The petition does not state the amount of the county's bonded indebtedness, or the annual interest thereon; nor does it give the floating indebtedness; the assessed *Page 550 valuation of the county, its tax rate and its annual income; the county's annual essential governmental expenses and any other necessary annual expense. Nor is there any evidence or stipulation in the record covering these all-important facts. Mr. R.A. Thompson, the county court clerk, was asked upon cross-examination if the county will be able financially to renew the lease from year to year, and his reply was:
"Pendleton County has never defaulted in any of its obligations as far as the records show. An amount of $3,750 has already been set aside for the payment of the first year's rental which will come due and payable during the fiscal year July 1, 1940, to June 30, 1941, and judging from the revenue received by the county in past years, there is no question about it being financially able to renew this lease and to pay any other necessary expenses incident to the use or lease of the bridge the first year and each succeeding year."

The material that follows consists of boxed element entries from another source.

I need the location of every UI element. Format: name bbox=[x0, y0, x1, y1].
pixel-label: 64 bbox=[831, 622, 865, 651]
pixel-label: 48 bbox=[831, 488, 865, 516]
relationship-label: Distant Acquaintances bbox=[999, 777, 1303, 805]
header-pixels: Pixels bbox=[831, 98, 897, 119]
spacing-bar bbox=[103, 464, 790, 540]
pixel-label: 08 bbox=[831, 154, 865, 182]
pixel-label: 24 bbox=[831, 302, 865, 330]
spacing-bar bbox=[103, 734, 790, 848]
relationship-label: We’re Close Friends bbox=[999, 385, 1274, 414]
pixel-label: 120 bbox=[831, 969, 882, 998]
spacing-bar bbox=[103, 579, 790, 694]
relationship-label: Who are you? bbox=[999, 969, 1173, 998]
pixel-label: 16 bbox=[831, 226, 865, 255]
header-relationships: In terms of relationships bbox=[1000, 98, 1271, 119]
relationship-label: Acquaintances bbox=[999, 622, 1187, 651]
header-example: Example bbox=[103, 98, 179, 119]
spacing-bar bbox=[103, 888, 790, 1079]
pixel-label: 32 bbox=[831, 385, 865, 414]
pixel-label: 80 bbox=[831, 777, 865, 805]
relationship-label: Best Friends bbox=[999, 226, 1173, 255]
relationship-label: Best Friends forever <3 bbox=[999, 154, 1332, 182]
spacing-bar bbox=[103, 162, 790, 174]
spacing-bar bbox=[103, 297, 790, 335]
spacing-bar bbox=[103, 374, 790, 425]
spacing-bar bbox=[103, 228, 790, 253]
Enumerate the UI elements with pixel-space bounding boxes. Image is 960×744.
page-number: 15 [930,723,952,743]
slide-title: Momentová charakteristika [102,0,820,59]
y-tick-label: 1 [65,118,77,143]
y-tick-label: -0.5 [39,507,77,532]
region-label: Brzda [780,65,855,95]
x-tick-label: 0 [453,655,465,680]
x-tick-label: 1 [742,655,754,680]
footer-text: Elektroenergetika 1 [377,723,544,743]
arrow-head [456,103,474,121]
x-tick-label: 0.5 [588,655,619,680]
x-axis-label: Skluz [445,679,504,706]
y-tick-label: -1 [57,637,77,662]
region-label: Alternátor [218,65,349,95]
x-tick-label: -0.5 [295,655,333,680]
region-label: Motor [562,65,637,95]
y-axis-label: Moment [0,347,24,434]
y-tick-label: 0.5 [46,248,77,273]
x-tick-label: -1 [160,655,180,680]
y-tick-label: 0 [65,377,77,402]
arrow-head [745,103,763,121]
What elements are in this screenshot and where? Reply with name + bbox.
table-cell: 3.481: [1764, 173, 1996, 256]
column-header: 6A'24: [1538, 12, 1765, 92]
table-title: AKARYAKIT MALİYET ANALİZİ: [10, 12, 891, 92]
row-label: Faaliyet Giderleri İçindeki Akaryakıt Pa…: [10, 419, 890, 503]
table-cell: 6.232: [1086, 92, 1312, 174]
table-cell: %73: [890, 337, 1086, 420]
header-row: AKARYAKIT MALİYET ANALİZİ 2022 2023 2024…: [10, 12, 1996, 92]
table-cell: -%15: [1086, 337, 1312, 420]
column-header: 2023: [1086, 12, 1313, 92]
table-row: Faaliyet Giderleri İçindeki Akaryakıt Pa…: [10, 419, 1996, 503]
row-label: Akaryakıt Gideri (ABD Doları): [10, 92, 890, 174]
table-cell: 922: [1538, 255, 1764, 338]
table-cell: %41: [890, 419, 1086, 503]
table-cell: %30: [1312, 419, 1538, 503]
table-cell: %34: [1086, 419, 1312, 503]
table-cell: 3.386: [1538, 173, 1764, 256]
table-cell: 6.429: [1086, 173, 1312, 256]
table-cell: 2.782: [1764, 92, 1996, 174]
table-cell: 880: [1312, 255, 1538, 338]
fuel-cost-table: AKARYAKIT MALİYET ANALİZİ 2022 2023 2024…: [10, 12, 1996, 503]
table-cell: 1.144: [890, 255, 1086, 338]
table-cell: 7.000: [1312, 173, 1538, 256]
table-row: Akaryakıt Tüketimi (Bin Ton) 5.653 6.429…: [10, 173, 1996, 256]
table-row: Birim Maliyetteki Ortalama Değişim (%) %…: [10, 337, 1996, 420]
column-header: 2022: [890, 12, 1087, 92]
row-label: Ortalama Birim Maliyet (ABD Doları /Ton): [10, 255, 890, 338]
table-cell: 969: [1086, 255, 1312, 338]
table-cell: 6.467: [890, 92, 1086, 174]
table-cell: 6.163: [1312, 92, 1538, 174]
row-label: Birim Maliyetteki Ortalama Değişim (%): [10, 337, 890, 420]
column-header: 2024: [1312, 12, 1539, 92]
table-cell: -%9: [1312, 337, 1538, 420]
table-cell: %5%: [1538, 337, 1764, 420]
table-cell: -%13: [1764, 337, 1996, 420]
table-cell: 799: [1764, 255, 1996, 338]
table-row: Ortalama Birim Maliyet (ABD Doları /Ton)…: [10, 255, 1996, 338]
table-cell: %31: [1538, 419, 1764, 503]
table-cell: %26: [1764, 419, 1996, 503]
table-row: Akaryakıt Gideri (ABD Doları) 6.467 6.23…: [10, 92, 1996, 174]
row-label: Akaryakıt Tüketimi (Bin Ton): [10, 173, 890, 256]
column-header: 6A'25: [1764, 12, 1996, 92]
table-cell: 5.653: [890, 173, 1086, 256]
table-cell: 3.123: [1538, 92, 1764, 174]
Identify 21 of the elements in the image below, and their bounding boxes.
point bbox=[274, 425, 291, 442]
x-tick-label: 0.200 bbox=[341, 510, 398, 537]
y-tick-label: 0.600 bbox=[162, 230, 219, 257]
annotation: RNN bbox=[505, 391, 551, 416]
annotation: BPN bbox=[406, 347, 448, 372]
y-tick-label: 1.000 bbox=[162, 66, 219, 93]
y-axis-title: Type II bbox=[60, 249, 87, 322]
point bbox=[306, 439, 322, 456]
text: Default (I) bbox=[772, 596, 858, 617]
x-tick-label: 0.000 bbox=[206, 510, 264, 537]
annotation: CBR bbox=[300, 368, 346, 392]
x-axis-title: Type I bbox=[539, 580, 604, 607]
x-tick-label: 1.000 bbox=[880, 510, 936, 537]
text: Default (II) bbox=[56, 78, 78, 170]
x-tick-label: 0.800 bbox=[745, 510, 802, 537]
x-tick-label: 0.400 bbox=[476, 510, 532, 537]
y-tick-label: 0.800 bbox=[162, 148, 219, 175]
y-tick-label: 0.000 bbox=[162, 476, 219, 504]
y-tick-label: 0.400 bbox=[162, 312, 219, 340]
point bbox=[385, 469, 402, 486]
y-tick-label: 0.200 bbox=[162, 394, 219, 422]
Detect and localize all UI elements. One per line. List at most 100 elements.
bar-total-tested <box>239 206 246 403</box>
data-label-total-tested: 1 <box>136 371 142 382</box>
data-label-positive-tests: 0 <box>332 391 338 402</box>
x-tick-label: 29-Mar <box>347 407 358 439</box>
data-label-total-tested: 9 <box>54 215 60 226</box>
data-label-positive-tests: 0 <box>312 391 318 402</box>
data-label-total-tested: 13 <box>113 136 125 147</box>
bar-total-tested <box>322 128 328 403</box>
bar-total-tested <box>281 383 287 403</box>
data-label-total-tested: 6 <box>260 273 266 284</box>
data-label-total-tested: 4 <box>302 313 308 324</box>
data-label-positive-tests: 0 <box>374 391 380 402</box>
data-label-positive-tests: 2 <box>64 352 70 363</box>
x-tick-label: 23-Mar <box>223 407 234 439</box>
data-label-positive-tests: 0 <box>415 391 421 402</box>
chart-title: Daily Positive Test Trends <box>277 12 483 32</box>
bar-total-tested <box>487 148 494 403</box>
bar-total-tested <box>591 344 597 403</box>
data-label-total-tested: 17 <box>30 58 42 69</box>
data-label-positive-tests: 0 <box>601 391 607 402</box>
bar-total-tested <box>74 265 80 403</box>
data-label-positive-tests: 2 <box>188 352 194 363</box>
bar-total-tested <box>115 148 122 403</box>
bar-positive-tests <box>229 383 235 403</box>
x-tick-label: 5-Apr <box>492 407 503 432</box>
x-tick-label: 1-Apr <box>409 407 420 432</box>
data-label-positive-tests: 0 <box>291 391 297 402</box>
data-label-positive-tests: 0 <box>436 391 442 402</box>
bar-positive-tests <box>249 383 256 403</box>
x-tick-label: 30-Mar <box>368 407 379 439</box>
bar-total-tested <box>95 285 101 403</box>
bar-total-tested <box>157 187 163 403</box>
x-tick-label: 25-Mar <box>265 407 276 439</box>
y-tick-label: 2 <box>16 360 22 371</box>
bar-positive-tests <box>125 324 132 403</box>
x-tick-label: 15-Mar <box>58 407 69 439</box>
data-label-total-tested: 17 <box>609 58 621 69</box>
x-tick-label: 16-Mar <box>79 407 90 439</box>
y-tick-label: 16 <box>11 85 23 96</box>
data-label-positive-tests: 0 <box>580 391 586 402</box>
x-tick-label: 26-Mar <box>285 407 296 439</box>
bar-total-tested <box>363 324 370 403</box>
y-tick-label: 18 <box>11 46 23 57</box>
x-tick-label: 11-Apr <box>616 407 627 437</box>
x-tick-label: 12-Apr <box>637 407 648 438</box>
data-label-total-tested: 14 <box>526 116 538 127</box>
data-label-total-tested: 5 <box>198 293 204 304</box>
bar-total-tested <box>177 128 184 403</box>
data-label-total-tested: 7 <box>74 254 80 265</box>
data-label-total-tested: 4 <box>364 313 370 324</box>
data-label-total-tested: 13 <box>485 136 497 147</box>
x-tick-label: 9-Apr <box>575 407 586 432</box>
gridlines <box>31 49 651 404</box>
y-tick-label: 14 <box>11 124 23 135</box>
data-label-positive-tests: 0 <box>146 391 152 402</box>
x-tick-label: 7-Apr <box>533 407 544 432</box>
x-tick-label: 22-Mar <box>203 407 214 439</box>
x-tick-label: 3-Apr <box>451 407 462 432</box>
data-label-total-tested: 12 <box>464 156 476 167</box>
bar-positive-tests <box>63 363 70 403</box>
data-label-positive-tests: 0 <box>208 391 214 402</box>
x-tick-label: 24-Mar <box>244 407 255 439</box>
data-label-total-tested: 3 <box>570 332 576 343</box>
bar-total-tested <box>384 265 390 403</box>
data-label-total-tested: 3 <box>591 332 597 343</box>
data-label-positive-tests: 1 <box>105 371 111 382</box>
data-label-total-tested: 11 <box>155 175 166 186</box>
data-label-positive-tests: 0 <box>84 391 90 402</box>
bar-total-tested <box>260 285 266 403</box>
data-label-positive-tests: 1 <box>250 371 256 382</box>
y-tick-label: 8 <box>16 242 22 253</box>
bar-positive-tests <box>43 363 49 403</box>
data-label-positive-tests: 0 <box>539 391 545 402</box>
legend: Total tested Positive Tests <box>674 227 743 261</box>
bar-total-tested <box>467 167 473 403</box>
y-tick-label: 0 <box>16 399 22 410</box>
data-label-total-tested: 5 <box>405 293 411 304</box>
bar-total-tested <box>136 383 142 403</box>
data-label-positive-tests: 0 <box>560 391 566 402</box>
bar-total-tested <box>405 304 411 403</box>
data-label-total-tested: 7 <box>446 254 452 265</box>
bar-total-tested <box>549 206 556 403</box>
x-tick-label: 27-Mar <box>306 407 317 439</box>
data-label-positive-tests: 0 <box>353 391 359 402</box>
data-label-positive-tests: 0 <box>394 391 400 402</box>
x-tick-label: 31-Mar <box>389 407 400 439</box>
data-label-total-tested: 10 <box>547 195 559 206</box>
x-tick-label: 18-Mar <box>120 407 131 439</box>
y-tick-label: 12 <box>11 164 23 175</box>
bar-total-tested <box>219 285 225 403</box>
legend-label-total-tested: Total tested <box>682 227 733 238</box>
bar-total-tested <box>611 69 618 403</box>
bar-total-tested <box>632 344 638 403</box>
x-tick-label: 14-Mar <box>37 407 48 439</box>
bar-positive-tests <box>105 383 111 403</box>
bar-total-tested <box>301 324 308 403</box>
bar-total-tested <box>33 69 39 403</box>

Neither the allegations in the pleadings nor the proof place sufficient facts before the court to enable it to determine whether or not the annual income and revenue of the county for 1940 will allow it to meet this $3,750 rental and to pay its essential governmental expenses and other necessary expenses to be met this year without exceeding its income and revenue for 1940 and thereby violate Section 157. McCrocklin v. Nelson County, 174 Ky. 308, 192 S.W. 494; Nelson County v. McCrocklin, 175 Ky. 199, 194 S.W. 323; Stratton v. Jessamine County, 257 Ky. 302, 77 S.W.2d 955; Russell County Fiscal Court v. Russell County, 246 Ky. 529, 55 S.W.2d 337; Hockley v. Carter County, 267 Ky. 250, 101 S.W.2d 928; Ebert v. Board of Education of Newport, 277 Ky. 633,126 S.W.2d 1111. This list of authorities could be augmented by numerous others, but that is unnecessary. The fact that the Ebert, Hockley, and Stratton cases, supra, deal with Sections 186c-6 and 186c-7 of the Statutes and relate to refunding bonds does not prevent them from being authoritative on what facts it is necessary to allege and prove in properly presenting to the court the question of whether or not the county's obligation will violate Section 157 of the Constitution. The fact that Thompson, the county court clerk, testified that $3,750 has already been set aside for the payment of the first year's rental is not at all persuasive *Page 551 or convincing that in doing so, the county has not violated Section 157.
As pointed out in Sizemore v. Clay County, 268 Ky. 712,105 S.W.2d 841, if this rental, insurance, repairs and maintenance, in addition to the essential governmental and other necessary expenses of the county, should exceed the amount of the county's yearly income and revenue, a reduction of expenditures by the county will be necessary, else such excess will be void.
The judgment is reversed for proceedings not inconsistent with this opinion.